FAQ

    • How safe are my records?

Your therapist uses bacpac:

A system designed to ensure that your information is safe, secure and completely confidential: To the PDF file

    • What are common symptoms of emotional and behavioural disorders in children? When should I seek professional help?

If your child is experiencing behavioural and/or emotional issues (such as performance/socializing issues at school, lack of concentration, mood changes, sleep disturbances, lack of appetite, anxieties etc.) which causes him/her or others to suffer for a while, it is worth it to seek help by talking to your partner/family/friend, teacher and/or school counsellor. If you need further help, you can give me a call to discuss the case shortly and you can decide if you want to book an appointment.

    • I am afraid of a diagnosis on my child? What it is good for?

A diagnosis in the field of mental health can be as important as facing a physical health condition, which needs the right diagnosis to get a proper treatment. Only a mental health professional, who is
able and allowed to diagnose psychological disorders, should diagnose by following the Diagnostic and Statistical Manual of Mental Disorders such as DSM V or ICD 10. By using different techniques (interview, broad and specific questionnaires, games, IQ/achievement tests etc.) a professional is able to tell you whether your child is suffering under a certain psychological disorder and inform you about appropriate treatment methods. A therapist can help you to have a better understanding of the symptoms and make a bespoke treatment plan. Sometimes there is no need for a diagnosis and parents or the child just want to talk about their
worries and improve their emotional and mental health.

    • It is well documented that people go through a turbulent time in their teens, due to
      hormonal changes. At what age does it tend to start and until when?

Testosterone causes the sexual development of boys into adulthood at the age of around 11 years. Sexual development by girls starts earlier, at around 9 years (production of Oestrogen and progesterone) compared to the past physical maturity, which occurs earlier. There are also great individual differences between peers. On average puberty ends between 17-20 years.
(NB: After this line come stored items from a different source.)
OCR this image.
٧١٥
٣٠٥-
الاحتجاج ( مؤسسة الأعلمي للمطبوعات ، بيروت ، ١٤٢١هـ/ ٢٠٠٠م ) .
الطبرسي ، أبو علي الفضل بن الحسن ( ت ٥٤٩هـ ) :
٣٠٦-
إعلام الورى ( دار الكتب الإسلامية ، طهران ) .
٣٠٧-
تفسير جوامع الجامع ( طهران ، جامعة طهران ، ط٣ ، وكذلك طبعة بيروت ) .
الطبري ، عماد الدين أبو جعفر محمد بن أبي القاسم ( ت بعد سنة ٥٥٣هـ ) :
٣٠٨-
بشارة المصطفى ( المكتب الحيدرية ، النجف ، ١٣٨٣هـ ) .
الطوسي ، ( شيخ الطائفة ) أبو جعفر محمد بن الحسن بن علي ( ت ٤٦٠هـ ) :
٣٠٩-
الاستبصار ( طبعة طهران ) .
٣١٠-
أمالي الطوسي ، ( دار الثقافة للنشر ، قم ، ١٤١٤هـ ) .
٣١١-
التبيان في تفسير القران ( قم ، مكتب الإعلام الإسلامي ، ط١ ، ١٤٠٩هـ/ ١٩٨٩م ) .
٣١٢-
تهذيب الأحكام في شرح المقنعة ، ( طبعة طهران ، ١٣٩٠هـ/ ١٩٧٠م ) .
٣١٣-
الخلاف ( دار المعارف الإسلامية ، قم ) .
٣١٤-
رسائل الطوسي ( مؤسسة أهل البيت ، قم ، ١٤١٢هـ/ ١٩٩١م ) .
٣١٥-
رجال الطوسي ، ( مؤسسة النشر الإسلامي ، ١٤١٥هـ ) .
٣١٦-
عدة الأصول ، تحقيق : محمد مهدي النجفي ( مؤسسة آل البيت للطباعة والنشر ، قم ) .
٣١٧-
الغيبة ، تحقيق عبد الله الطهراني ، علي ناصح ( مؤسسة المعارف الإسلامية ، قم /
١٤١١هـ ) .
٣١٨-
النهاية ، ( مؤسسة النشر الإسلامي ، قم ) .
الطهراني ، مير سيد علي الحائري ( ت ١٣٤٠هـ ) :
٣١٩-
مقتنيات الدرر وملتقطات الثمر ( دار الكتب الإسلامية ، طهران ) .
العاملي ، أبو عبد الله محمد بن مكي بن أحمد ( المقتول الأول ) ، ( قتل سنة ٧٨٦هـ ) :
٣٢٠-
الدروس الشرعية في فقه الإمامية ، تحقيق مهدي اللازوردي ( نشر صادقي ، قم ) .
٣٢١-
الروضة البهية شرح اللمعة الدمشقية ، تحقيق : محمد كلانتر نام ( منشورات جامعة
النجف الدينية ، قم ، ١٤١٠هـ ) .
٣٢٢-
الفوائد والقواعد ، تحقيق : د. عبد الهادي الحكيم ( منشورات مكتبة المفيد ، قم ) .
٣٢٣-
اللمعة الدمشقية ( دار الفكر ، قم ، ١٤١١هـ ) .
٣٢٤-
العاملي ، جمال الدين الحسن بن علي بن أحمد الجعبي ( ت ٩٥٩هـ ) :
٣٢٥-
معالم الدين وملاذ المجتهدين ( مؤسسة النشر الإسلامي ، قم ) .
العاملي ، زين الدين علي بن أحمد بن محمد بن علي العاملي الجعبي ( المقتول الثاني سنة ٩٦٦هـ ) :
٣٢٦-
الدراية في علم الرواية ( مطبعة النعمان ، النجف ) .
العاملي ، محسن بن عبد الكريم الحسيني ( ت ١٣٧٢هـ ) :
    • It’s also commonly known that teens tend to act out. But how can parents distinguish
      between them going through a ‘phase’, or something much more serious, like a mental
      disorder?

The duration and intensity of symptoms like continuous low moods or sadness, having no motivation or interest in things, less contact with peers, sleeping disorders, sudden extreme weight changes, persistent worry or feeling of being unsafe, consistent negative feedback of teachers should all be taken seriously compared to day-to-day issues.

  • What are some of the triggers that can cause mental health issues in teenagers?

Due to many development tasks, puberty is the most vulnerable period of life to develop psychological disorders. Also, inappropriate expectations and psychological problems of parents, moving, divorce, different disabilities, and non-supportive environments are some examples.

  • Is it true, that if issues are not addressed at this stage, teens can grow up to become dysfunctional adults?

The longer and earlier striking symptoms occur and the less protective factors in the environment exist, the higher the risk is, to develop one or multiple disorders, which can have a long-term effect. Successful achievements of different tasks in life are expected to lead to happiness and to success with later tasks; while failure may result in unhappiness for the individual, disapproval by the society, and difficulty with later tasks.

  • How should parents approach their teens and address their issues?

Although teenagers seem to question everything especially the opinions of their parents and rebel against almost everything, it is still important to stay active in their lives. Validating
their thoughts and feelings, being a role model in practising respect and tolerance and providing clear standards of acceptable behaviour are core factors of parenthood during
puberty.

  • What role should schools play in helping teens navigate through this turbulent time?

A good relationship between school and parents is crucial especially if you have a child with special
needs or psychological problems. Teachers are facing great challenges in terms of reaching the needs
of all learners regardless of their academic, social and developmental levels. Many schools already
have their own counsellors and connect with professional organizations.Schools should also take responsibility to stop bullying very seriously and put in place an anti-bullying system of rules and consequences.